Emergency Pass Mudik memberikan beberapa opsi bantuan penting bagi pemudik agar perjalanan lebih lancar. Berikut layanan yang dapat diakses dalam paket seharga Rp99 ribu tersebut:
1. Towing darurat jika kendaraan tidak dapat melanjutkan perjalanan.
2. Jumper aki untuk kendaraan dengan aki lemah atau mati.
3. Pengiriman bahan bakar darurat saat kendaraan kehabisan BBM.
4. Bantuan penggantian ban di lokasi kejadian.
Setelah pembelian, layanan ini akan aktif maksimal enam jam untuk memastikan verifikasi data kendaraan berjalan sukses. Layanan ini berlaku mulai 27 Februari hingga 3 April mendatang dan berlaku untuk mobil pribadi yang terdaftar.
Pengguna dapat membeli Emergency Pass Mudik secara digital di aplikasi digiroad yang dapat diunduh melalui ponsel. Setelah registrasi, pengguna cukup memilih menu “Emergency Pass Mudik” di aplikasi dan mengikuti proses pembelian.
Saat keadaan darurat, pengguna dapat langsung mengajukan permintaan bantuan lewat aplikasi ini dengan menyiapkan dokumen penting. Dokumen yang perlu disiapkan berupa foto kendaraan, plat nomor, dan halaman data STNK.

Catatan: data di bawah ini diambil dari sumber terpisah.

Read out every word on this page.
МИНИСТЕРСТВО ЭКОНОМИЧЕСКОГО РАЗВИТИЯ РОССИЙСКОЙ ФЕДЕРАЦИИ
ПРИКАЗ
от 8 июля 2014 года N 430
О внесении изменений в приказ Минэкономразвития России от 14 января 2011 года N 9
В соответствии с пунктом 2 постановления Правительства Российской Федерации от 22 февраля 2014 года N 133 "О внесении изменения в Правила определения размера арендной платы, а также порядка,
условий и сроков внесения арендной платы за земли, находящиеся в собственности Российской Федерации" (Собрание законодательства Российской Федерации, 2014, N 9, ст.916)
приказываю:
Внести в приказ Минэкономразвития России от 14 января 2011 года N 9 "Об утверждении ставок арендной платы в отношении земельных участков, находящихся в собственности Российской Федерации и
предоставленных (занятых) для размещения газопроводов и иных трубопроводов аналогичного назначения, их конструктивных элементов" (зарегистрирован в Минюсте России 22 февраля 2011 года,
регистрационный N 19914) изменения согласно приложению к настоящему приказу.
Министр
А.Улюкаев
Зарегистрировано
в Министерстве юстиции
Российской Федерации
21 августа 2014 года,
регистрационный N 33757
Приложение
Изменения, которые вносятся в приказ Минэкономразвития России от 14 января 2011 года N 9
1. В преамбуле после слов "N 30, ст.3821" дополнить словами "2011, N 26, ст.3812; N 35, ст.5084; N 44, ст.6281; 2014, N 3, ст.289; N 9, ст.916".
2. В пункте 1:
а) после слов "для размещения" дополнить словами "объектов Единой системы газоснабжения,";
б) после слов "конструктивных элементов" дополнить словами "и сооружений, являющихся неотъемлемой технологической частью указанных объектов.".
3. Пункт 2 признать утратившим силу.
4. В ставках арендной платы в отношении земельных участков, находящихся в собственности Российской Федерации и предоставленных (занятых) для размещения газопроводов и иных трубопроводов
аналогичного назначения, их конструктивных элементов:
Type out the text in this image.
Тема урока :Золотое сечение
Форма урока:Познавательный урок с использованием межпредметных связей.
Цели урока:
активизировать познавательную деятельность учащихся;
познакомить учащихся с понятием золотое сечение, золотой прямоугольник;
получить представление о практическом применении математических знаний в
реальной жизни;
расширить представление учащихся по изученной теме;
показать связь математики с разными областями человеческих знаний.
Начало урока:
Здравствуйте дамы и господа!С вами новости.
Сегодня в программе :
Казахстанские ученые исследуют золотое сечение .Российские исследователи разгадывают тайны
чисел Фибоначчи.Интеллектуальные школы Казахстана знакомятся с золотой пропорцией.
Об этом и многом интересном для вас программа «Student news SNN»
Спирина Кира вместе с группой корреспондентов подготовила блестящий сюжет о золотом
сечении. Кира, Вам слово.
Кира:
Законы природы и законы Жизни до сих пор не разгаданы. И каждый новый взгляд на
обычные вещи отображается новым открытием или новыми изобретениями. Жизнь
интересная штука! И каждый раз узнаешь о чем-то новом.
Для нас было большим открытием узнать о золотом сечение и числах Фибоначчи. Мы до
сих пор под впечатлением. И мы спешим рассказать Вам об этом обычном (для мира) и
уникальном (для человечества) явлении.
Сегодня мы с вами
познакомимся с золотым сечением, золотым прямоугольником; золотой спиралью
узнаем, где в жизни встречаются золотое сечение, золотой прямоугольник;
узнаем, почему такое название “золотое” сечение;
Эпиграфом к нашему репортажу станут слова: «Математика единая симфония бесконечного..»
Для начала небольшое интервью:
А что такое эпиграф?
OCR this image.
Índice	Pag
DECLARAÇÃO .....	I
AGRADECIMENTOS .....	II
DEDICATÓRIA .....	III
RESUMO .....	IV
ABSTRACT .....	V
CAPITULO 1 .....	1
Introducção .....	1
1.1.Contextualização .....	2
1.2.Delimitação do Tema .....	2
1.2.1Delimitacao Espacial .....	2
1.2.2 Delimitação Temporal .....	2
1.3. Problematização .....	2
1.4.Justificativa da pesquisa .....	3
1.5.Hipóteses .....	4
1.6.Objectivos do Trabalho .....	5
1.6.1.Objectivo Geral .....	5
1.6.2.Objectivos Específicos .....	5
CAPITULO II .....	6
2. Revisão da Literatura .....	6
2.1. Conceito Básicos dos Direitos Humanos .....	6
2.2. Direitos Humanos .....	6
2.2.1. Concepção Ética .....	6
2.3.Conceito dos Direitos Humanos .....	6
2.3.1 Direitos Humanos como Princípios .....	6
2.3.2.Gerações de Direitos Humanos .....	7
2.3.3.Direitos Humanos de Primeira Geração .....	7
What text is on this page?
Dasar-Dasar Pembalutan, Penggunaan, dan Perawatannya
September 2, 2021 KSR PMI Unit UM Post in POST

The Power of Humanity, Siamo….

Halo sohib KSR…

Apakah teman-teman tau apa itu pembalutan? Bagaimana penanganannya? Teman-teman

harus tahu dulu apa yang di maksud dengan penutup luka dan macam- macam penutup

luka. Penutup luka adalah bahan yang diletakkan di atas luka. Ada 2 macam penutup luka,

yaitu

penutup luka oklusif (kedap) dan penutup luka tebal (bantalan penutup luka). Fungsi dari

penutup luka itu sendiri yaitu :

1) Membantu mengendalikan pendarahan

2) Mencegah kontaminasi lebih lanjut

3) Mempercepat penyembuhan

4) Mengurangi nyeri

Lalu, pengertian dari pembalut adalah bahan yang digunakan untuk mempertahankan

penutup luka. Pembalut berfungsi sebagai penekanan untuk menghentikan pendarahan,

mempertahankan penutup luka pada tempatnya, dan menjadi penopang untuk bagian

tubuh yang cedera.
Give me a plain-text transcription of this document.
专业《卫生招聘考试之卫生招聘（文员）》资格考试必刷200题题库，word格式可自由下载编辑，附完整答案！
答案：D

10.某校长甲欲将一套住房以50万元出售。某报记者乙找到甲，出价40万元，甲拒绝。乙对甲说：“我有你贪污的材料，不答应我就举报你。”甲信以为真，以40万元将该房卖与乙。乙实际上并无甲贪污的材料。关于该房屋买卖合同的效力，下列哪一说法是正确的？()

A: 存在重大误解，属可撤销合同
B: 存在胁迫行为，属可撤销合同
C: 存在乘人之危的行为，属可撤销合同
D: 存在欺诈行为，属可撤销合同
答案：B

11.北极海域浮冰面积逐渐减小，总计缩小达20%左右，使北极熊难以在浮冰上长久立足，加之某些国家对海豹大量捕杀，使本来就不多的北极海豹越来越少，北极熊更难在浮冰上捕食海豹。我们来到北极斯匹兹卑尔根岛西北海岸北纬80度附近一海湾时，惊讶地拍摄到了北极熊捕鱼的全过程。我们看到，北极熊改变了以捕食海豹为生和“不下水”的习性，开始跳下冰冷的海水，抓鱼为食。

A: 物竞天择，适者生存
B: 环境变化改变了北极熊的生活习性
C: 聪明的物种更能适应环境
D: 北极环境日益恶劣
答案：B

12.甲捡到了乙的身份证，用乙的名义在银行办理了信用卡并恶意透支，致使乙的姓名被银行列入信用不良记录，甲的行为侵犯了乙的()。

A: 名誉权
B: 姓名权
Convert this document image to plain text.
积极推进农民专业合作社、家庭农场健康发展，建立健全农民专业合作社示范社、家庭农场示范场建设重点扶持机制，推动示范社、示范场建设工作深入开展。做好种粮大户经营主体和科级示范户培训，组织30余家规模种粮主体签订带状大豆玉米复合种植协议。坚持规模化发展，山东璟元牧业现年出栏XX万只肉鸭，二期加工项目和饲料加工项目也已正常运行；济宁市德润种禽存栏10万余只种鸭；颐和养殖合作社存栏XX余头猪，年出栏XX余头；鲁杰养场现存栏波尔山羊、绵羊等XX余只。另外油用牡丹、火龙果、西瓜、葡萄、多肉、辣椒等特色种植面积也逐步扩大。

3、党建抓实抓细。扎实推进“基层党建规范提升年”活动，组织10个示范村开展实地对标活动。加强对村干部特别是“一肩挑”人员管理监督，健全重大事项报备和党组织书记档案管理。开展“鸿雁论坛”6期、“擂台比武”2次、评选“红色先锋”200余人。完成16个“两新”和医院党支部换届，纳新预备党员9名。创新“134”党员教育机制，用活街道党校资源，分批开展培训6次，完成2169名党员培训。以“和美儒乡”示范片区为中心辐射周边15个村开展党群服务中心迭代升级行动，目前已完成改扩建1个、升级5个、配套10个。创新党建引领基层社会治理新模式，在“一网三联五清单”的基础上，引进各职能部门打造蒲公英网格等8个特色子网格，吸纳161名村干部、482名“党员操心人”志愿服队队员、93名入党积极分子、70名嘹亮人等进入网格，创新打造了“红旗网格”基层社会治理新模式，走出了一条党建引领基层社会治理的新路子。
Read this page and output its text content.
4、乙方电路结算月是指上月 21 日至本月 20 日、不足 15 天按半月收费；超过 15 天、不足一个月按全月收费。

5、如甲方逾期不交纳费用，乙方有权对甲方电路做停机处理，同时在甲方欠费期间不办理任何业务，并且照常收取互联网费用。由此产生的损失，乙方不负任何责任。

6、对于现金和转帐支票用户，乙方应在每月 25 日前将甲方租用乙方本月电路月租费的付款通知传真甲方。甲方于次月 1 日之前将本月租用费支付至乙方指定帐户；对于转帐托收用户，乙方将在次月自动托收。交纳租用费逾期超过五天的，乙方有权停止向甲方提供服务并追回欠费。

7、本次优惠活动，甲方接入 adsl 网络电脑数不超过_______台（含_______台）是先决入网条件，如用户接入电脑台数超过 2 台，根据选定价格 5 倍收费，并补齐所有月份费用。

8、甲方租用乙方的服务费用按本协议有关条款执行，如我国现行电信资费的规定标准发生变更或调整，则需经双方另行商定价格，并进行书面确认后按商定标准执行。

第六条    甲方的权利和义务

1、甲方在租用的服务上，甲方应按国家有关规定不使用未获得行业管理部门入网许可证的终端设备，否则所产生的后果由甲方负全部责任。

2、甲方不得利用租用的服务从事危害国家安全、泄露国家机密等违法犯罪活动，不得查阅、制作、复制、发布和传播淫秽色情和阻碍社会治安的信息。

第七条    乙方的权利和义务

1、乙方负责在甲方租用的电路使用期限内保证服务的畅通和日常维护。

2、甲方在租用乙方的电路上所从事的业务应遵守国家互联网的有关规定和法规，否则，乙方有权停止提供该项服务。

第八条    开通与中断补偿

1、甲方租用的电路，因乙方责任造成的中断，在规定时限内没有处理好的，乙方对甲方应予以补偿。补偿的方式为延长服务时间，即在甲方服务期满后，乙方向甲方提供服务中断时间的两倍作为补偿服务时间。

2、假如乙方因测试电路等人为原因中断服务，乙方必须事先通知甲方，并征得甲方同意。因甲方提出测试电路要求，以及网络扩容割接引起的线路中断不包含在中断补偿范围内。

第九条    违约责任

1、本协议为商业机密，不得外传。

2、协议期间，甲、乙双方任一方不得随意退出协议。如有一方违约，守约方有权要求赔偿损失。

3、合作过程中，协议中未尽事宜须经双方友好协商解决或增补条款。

Program ini secara tegas tidak berlaku untuk kendaraan niaga seperti travel, truk, maupun kendaraan rental komersial. Fokus utama layanan ini adalah pemilik mobil pribadi yang melakukan perjalanan jarak jauh saat mudik.
Platform digiroad mengintegrasikan sistem permintaan bantuan secara digital agar pengguna memperoleh respons cepat. Sistem ini memungkinkan pemudik memperoleh bantuan dalam waktu singkat saat mengalami kendala teknis.
Pemudik diharapkan dapat menggunakan layanan ini sebagai antisipasi kejadian tak terduga di perjalanan. Baik masalah aki, ban bocor, atau kehabisan bahan bakar kini bisa diatasi lebih mudah tanpa perlu mencari bengkel di tengah jalan.
Layanan towing dan bantuan darurat kendaraan ini menjadi solusi praktis dan ekonomis di saat musim mudik. Dengan biaya yang relatif terjangkau, perlindungan kendaraan jadi lebih terjamin dan perjalanan semakin nyaman.
Pentingnya kesiapan kendaraan dan akses layanan darurat tidak dapat diabaikan selama musim mudik. Program Emergency Pass Mudik dari digiroad memberikan pilihan layanan yang relevan dengan kebutuhan pemudik masa kini.
Dengan kehadiran layanan ini, diharapkan pemudik semakin tenang menjalani perjalanan dan dapat mengantisipasi hambatan teknis kendaraan secara efektif. Hal ini tentunya akan berkontribusi pada kelancaran arus mudik secara umum.